What gives you the right? We are familiar with rights claiming, it comes easily to our lips when we believe we are entitled to something—to respect, to our fair share. Rights are fighting words. We invoke them when we have been wronged, when a situation has become intolerable. Rights claims are a way of fighting for control.
What do we have a right to? In a sense, this is a question over what we should have control over. Conventional human rights to life, freedom from torture and arbitrary arrest reflect our sense that we should have control over our bodies, for example. So, what should we have control over other than ourselves? This is actually the central question of nearly all rights controversies. Here I do not want to offer a general answer to this question, as it is my considered view that there are no final answers to this question, only an always ongoing contest over our rights.
Instead, I want to think about a specific right. Do we have a human right to the city? The locution is strange, I know. Yet, to claim we have a right to the city is to challenge the basic political and economic structure of contemporary urban life. The right to the city is a slogan used by urban political movements across the globe, which demands that each of us should have control over the cities in which we live.

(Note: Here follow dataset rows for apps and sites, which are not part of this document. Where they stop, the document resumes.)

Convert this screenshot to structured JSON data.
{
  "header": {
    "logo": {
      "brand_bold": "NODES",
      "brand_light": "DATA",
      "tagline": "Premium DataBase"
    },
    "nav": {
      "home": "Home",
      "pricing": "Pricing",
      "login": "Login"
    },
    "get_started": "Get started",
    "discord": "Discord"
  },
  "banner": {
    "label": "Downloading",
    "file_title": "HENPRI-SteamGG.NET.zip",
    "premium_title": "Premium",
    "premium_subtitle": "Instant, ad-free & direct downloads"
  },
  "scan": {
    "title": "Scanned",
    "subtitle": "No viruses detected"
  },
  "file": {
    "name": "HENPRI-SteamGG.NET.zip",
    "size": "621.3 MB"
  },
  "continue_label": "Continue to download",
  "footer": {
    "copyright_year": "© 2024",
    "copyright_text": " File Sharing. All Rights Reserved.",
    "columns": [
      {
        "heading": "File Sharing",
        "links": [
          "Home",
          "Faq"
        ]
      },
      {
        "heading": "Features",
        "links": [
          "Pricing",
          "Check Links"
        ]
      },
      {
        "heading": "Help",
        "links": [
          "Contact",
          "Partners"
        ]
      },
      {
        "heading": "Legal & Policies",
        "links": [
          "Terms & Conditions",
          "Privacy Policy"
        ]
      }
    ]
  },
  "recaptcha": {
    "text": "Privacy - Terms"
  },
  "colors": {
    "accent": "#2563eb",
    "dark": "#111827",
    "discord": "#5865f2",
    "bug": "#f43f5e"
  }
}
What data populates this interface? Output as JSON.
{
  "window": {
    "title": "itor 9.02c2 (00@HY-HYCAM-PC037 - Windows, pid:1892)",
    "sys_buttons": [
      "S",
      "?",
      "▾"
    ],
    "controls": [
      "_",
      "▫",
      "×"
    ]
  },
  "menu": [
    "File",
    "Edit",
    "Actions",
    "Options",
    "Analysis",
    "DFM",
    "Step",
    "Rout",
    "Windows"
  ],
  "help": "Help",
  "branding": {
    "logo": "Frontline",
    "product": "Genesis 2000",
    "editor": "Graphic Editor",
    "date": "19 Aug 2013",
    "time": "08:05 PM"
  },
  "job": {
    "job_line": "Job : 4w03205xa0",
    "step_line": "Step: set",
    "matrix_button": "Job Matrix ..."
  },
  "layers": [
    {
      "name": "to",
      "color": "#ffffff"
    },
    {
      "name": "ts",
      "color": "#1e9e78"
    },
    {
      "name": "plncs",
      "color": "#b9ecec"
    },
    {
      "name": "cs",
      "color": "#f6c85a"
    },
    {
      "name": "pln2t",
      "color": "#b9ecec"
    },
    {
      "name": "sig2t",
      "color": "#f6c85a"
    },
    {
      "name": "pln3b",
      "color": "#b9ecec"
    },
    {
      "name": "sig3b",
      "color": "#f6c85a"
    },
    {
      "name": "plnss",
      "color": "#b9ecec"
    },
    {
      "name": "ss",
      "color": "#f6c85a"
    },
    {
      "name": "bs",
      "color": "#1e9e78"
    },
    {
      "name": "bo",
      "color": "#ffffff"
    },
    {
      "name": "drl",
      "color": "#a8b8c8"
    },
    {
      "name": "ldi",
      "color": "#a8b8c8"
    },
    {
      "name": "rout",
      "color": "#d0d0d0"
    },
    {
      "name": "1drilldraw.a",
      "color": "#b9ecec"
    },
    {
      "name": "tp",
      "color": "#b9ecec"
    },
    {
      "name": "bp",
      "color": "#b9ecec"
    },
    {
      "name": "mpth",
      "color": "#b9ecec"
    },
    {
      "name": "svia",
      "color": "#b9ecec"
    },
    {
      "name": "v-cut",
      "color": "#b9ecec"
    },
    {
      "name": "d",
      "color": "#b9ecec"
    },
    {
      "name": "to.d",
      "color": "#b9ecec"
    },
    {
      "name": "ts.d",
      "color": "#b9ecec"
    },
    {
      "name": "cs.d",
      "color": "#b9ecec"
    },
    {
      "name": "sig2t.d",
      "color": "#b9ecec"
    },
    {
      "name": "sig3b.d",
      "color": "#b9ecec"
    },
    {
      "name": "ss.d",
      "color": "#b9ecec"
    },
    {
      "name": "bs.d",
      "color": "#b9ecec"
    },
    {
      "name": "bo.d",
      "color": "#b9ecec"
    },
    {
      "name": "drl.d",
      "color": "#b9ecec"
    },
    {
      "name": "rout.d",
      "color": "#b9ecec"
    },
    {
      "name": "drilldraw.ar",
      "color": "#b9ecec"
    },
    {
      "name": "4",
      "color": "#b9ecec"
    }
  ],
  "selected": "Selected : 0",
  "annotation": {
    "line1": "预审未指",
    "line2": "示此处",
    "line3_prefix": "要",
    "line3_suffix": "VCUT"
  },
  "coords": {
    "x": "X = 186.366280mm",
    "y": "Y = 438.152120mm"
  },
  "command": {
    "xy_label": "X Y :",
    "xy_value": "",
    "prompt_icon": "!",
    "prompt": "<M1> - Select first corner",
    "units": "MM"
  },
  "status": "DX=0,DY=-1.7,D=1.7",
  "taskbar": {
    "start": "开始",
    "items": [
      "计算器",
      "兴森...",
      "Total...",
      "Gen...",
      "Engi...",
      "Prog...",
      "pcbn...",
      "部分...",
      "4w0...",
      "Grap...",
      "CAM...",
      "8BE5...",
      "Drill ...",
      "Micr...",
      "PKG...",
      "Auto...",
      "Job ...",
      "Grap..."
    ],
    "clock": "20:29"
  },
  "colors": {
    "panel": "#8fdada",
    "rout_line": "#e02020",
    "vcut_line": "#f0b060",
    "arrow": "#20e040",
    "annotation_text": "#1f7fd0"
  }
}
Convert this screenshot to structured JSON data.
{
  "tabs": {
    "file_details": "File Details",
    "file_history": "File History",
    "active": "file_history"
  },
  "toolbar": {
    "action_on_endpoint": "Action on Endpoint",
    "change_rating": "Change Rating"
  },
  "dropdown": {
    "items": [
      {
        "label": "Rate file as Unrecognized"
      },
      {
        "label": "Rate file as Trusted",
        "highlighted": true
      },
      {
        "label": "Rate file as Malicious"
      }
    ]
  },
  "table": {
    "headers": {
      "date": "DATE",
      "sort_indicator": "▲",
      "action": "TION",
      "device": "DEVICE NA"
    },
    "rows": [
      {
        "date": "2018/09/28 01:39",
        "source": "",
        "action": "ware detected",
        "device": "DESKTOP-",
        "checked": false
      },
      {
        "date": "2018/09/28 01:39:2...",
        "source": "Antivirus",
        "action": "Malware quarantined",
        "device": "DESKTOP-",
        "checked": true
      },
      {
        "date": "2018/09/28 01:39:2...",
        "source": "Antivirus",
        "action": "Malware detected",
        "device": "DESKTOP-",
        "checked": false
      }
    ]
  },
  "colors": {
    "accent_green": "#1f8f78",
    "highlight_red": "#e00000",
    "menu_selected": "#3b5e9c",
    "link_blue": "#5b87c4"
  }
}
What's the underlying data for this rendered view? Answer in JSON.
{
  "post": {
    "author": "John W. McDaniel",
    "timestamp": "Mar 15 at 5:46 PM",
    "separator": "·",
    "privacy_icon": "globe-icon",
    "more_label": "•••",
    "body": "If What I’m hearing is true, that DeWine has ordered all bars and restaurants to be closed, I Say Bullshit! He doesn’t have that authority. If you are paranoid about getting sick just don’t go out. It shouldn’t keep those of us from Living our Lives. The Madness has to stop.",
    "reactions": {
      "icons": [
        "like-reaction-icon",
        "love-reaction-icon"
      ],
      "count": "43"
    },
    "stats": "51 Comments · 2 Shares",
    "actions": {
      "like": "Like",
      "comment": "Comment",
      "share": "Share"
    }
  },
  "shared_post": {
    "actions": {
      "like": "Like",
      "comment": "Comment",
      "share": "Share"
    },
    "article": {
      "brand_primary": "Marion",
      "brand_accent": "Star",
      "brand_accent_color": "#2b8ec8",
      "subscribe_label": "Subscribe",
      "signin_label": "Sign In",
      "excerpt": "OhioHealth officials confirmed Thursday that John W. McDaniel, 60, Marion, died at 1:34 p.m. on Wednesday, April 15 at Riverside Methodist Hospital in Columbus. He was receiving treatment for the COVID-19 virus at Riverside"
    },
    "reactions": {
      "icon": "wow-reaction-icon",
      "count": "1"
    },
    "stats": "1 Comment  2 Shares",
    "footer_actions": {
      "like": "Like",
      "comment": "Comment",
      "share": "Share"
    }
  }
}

What could ground such a right? Rights, it seems, must be justified by something of significance and with wide acceptance. Philosophers have argued for generations about what that something is: dignity, autonomy, wellbeing, or our membership in a privileged community. This logic of justification makes rights claiming into a question of who we are, and especially what is valuable in us, ontologically speaking, that could justify us having control—of our bodies, over decisions that effect us, or even the cities in which we live.
The right to the city, however, is something of a deviant rights claim. It is not made in the name of our membership in particular nation-states or ethnic groups. It is not based on an account of each of us as rational and autonomous individuals. It is not even rooted in our common capacity for suffering. The right to the city finds its justification in our experience of the contemporary city, and particularly the experience of the marginalised and oppressed.
To understand the right to the city requires confronting the myriad injustices of the contemporary city, as it robs people of control over the most basic aspects of their lives. In the United Kingdom homelessness is reaching levels not seen since the Victorian-era. While in the United States, rents have risen to the point that there is no state in which low-income workers can afford to live without spending an excessive portion of their income on rent.
In London young mothers are forced to move hundreds of miles from their homes while their local council sells off social housing. In Rochester, New York, a heavily armed police unit forces an elderly woman out of her home in the middle of the night because of the fraudulent actions of her bank. In Athens migrants and asylum seekers are subjected to abuse from police and fascist political groups. In Washington DC young black men are stopped by undercover police officers and searched without cause—in nearby Baltimore, Freddie Gray was killed by police officers, an all too common tragedy. In Durban, shack dwellers are displaced to make way for new development projects, moved to unsustainable land and into inadequate housing, and then they are targeted when they fight for their rights.
This brief summary of contemporary injustices points towards a global process of urbanisation that is profoundly anti-democratic and results in extreme inequality, which is maintained through state-sanction violence and the exploitation of vulnerable people, as well as the natural environment. What we can see is that even as more and more of us live in cities; we have almost no control over the processes that affect us so profoundly.
The right to the city, then, is not justified by some obscure and contested truth about human nature, but rather by lived-in conditions of injustice. The right to the city is a claim for a more radically democratic urban politics, in which the denizens of a city are empowered to make decisions about common resources, control, and limit police and security forces, distribute land and housing more equitably, and build cities that are dedicated to supporting communities rather than generating profits. The right to the city is a challenge to the existing distribution of power—it is a demand for greater control.
This then takes us back to my general reflection on rights: rights are a means of challenging and reconstructing the structures of social power, or redefining who has control of what in society. We will never discover a final or authoritative list of human rights, nor will we ever reach a lasting and complete consensus, despite the fervent efforts of many profound thinkers. Rather, human rights will always be contested, and in fact, will always be a tool of contestation. And this is at it should be, because at their best, rights have a profound democratic potential to increase the power each of us has over our lives and to ensure greater equality by insisting that each of us counts in our collective life —which is a job never done.